02 December, 2016
There could be no greater end than this
Alright, raise your hand if you predicted Nico Rosberg would retire from Formula 1 today. Anyone?
I think that broadside was shared by everyone in the sport today as this year’s World Drivers’ Champion collected his trophy and announced his ride off into the sunset, but you can hardly blame him.
Well, most people can hardly blame him. There are undoubtedly some out there who will attack him for what some claim is a cowardly retreat, in their eyes proving his title a fluke that even Rosberg knows would never happen again. There really isn’t a way to prove either side objectively right or wrong, but to simplify the German’s legacy into such binary viewpoints is doing a disservice to a supremely talented driver.
How does one quantify or qualify such a career, though? It would be all too easy to let this season (or even the last three) define Nico Rosberg merely for his battle with Lewis Hamilton. Careers aren’t just made of the rivalry, or at least the rivalry’s most recent incarnation.
Remember, Lewis and Nico go back to their karting days as young children, both banking on a dream of a racing world that they could barely comprehend---Nico knew some of it because of his father’s involvement, but there were undoubtedly aspects of international Grand Prix racing that a father best leaves unsaid to a child whose aim is the stars.
The rivalry had always been relatively friendly between them, but the walls they would build between each other grew with every ascent up the racing ladder. The divergence came to a head over the last three seasons in equal machinery, but don’t overlook their individual merits before they shared a constructor, either.
Rosberg’s GP2 championship, the first for the new series, solidified his talent to the naysayers who saw his ascendance aided by a steady hand from a former World Champion who happened to be his father. He stood on the podium in nearly 50% of the races that year, winning five of them.
His fortunes seemed to flip when he retired from 50% of the races in his inaugural F1 season. He would add a few more DNFs the next year, but then things seemed to look up. Since 2008, he never finished outside of the top ten in the drivers’ standings. His bold switch to the new-again Mercedes team netted him an emotional win in the 2012 Chinese Grand Prix, all while being paired with the un-retired Michael Schumacher. This fact shouldn’t be forgotten either, but let’s not take it out of context.

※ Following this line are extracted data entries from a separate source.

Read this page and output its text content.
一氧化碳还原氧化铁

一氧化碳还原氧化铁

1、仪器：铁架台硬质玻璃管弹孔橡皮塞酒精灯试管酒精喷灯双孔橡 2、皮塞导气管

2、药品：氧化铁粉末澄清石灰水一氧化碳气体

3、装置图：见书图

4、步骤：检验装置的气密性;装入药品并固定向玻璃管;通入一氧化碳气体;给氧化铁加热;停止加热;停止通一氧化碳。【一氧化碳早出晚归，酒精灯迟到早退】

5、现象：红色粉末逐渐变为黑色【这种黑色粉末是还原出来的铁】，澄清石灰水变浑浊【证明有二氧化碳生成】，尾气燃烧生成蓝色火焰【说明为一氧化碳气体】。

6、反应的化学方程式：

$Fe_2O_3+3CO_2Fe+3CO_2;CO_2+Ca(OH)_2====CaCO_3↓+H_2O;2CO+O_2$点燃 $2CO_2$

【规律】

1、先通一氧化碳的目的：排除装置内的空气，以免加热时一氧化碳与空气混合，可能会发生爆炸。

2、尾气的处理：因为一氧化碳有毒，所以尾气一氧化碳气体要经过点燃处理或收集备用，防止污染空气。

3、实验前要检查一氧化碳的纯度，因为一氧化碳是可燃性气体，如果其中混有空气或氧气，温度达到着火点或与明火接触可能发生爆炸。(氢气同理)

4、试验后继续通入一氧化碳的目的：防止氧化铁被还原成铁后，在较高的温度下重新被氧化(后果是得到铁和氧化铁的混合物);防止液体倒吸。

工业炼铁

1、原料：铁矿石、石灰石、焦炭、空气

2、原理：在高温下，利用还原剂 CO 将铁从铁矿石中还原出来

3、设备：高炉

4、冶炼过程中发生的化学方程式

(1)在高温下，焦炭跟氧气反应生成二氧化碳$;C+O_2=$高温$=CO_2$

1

His battles with Schumacher were noteworthy, especially since he bettered the legend in career wins at Mercedes while they were together (albeit 1–0), but look beyond the head-to-head. Schumacher was undeniably more experienced and still very quick, but the two drivers’ feedback ultimately did more for the team in the long-run than who beat whom. Rosberg proved his mettle against the seven-time champ, no doubt, but these were drivers on the opposite ends of their career to one another.
His time with the team would be used against him when Hamilton joined the squad and immediately set out beating the German. Lewis, a World Champion in just his second season in F1, had already gone toe-to-toe with Schumacher’s last rival, Fernando Alonso, when they were together at McLaren.
Despite being with the team for a few years, Rosberg’s lack of speed in comparison to the Briton had to be frustrating. That had to add to his annoyance as Hamilton shot to his second and third world titles---both of which were won over Rosberg in a car that he helped develop ever since the team returned to Formula 1.
So if you couldn’t already tell, this season’s triumph had a great deal of history behind it, and that’s saying nothing of the past collisions, verbal sparring, cap throwing and talk of conspiracies.
And that’s exactly why Rosberg chose today to announce his retirement. In his message to the media at the FIA Prize Giving Gala, he spoke of the Formula 1 World Drivers’ Championship as his ultimate goal throughout his 25 years of racing. That was the top echelon for him, and he achieved it.
What made this decision right, though, is the timing. If Rosberg had won the championship in his first year against Hamilton, I have no doubt we still would have seen the German racing in F1 the next year. He would have been a different driver than what he ultimately became, but he would have been hungry for a second title.
What the last three years did to him, instead, was put him through an emotional ringer while destroying a friendly rivalry that existed since childhood. It brought out the best and worst in him at a time when he started a family, and that took its toll.
Because of the struggle, because of its nastiness, because of his growth as a person and a driver, this championship was the perfect storm, an experience to fuel a lifetime of stories and perhaps nightmares. The cumulative saga only sweetened a pot that already seemed pretty tantalizing.
And so, with his peers and the world’s media surrounding him, Rosberg knew that the perfect time to announce his retirement was when he held the championship trophy at long last. His trophy. His championship. No worry of title defense, no questions of ongoing rivalries, no uncertainties about next year’s regulations, no endless cycle of globetrotting flights. The journey was complete, and there could be no greater end than this, leaving as the champion of the world.